President Bola Ahmed Tinubu has submitted a fresh request to the National Assembly for approval to secure an external loan package totaling $21.5 billion, alongside additional domestic borrowing of ₦758 billion, earmarked for the settlement of pension obligations.
This development comes amid growing concerns over Nigeria’s escalating debt profile, which currently stands at ₦144 trillion—an equivalent of approximately $94 billion. If approved, the new external loan could push the nation’s total public debt closer to the $100 billion mark, a symbolic threshold that has raised alarm among economists and citizens alike.
The presidency has yet to publish a detailed breakdown of how the new loans will be spent or what safeguards are in place to ensure transparency and efficiency.
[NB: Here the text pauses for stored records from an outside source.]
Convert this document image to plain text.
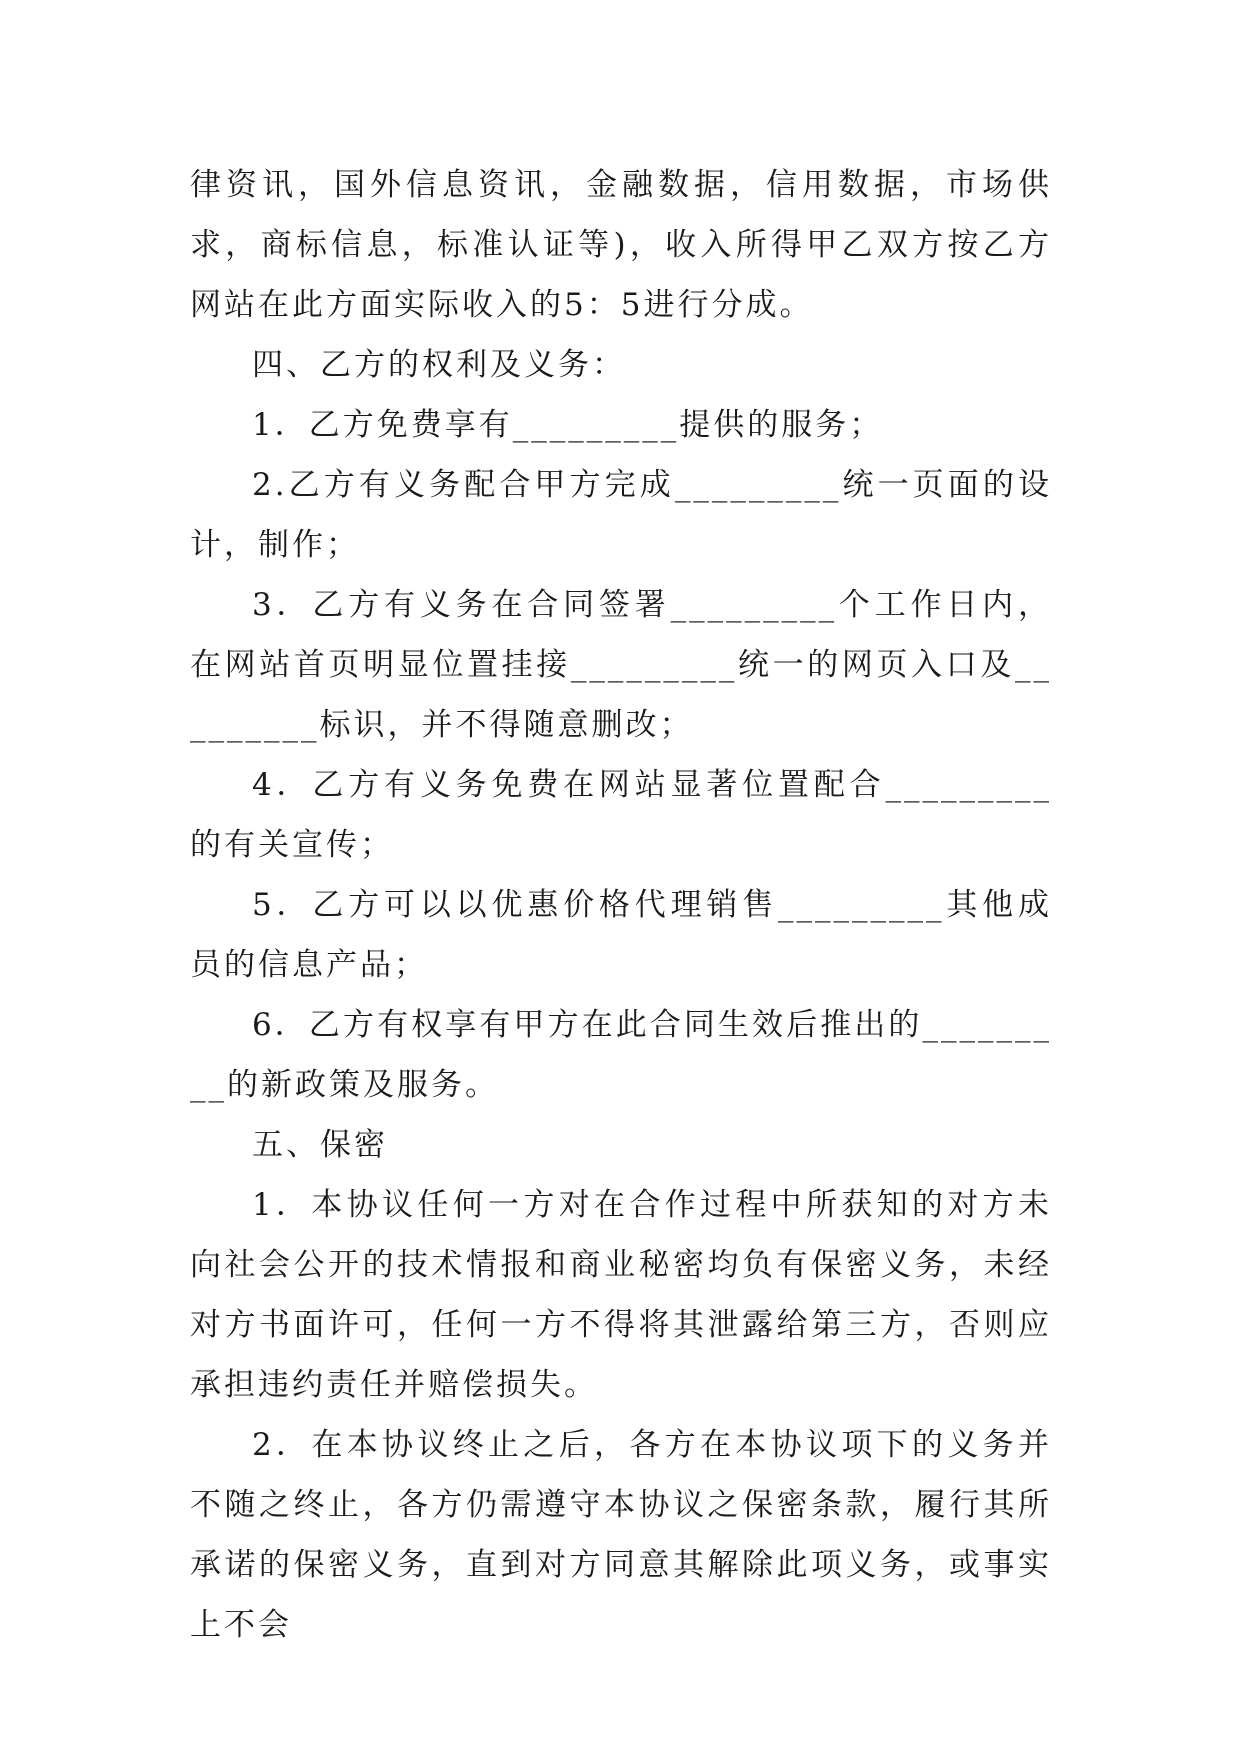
律资讯，国外信息资讯，金融数据，信用数据，市场供求，商标信息，标准认证等)，收入所得甲乙双方按乙方网站在此方面实际收入的5：5进行分成。

四、乙方的权利及义务：

1．乙方免费享有_________提供的服务；

2.乙方有义务配合甲方完成_________统一页面的设计，制作；

3．乙方有义务在合同签署_________个工作日内，在网站首页明显位置挂接_________统一的网页入口及_________标识，并不得随意删改；

4．乙方有义务免费在网站显著位置配合_________的有关宣传；

5．乙方可以以优惠价格代理销售_________其他成员的信息产品；

6．乙方有权享有甲方在此合同生效后推出的_________的新政策及服务。

五、保密

1．本协议任何一方对在合作过程中所获知的对方未向社会公开的技术情报和商业秘密均负有保密义务，未经对方书面许可，任何一方不得将其泄露给第三方，否则应承担违约责任并赔偿损失。

2．在本协议终止之后，各方在本协议项下的义务并不随之终止，各方仍需遵守本协议之保密条款，履行其所承诺的保密义务，直到对方同意其解除此项义务，或事实上不会
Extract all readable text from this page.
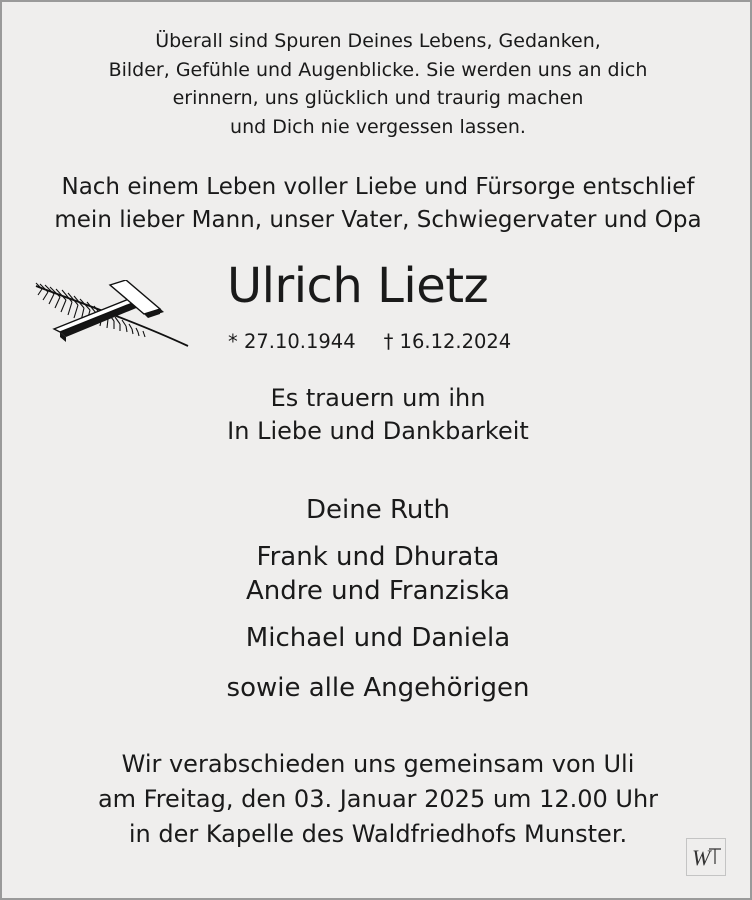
Überall sind Spuren Deines Lebens, Gedanken,

Bilder, Gefühle und Augenblicke. Sie werden uns an dich

erinnern, uns glücklich und traurig machen

und Dich nie vergessen lassen.

Nach einem Leben voller Liebe und Fürsorge entschlief

mein lieber Mann, unser Vater, Schwiegervater und Opa

Ulrich Lietz
* 27.10.1944 † 16.12.2024

Es trauern um ihn

In Liebe und Dankbarkeit

Deine Ruth

Frank und Dhurata

Andre und Franziska

Michael und Daniela
sowie alle Angehörigen

Wir verabschieden uns gemeinsam von Uli

am Freitag, den 03. Januar 2025 um 12.00 Uhr

in der Kapelle des Waldfriedhofs Munster.

W
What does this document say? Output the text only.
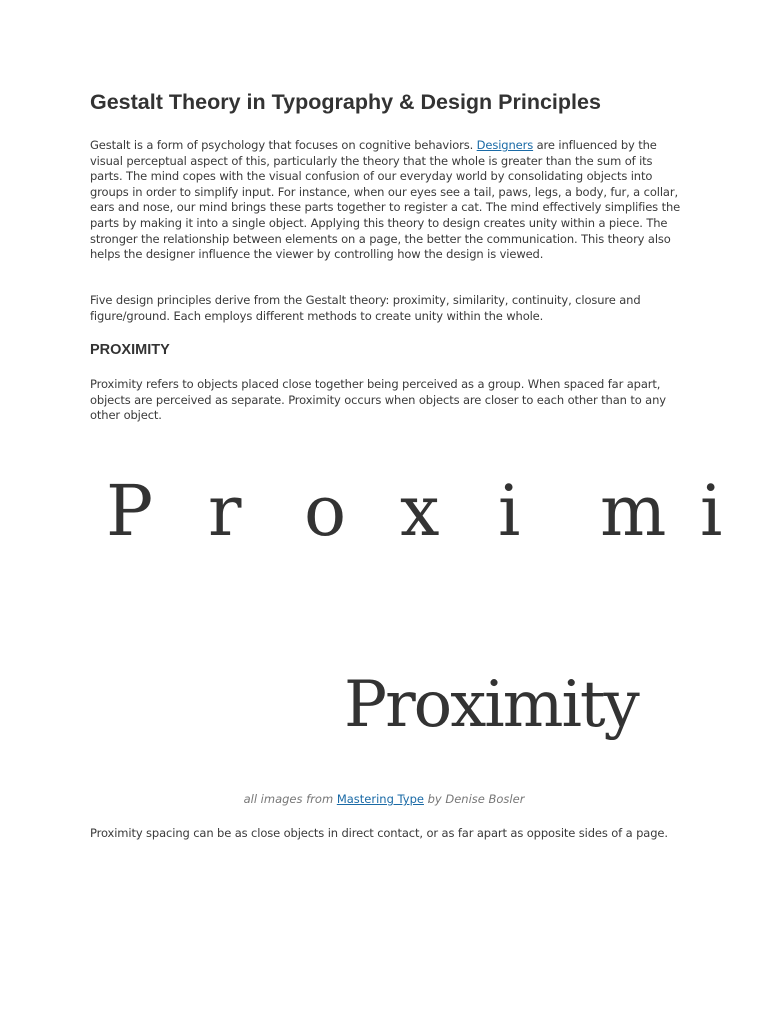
Gestalt Theory in Typography & Design Principles

Gestalt is a form of psychology that focuses on cognitive behaviors. Designers are influenced by the visual perceptual aspect of this, particularly the theory that the whole is greater than the sum of its parts. The mind copes with the visual confusion of our everyday world by consolidating objects into groups in order to simplify input. For instance, when our eyes see a tail, paws, legs, a body, fur, a collar, ears and nose, our mind brings these parts together to register a cat. The mind effectively simplifies the parts by making it into a single object. Applying this theory to design creates unity within a piece. The stronger the relationship between elements on a page, the better the communication. This theory also helps the designer influence the viewer by controlling how the design is viewed.

Five design principles derive from the Gestalt theory: proximity, similarity, continuity, closure and figure/ground. Each employs different methods to create unity within the whole.

PROXIMITY

Proximity refers to objects placed close together being perceived as a group. When spaced far apart, objects are perceived as separate. Proximity occurs when objects are closer to each other than to any other object.

P r o x i m i
Proximity

all images from Mastering Type by Denise Bosler

Proximity spacing can be as close objects in direct contact, or as far apart as opposite sides of a page.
However, critics are questioning the growing debt burden in the face of Nigeria's underwhelming development outcomes, rising unemployment, and inflation.
"With debt rising and development lagging, who is really benefiting from these loans?" a concerned analyst asked on social media, reflecting a widespread sentiment among Nigerians increasingly skeptical of government borrowing.
Economic experts warn that continued reliance on loans without visible improvements in infrastructure, education, healthcare, or economic diversification could mortgage the country’s future and stifle long-term growth.
The National Assembly is expected to deliberate on the request in the coming days.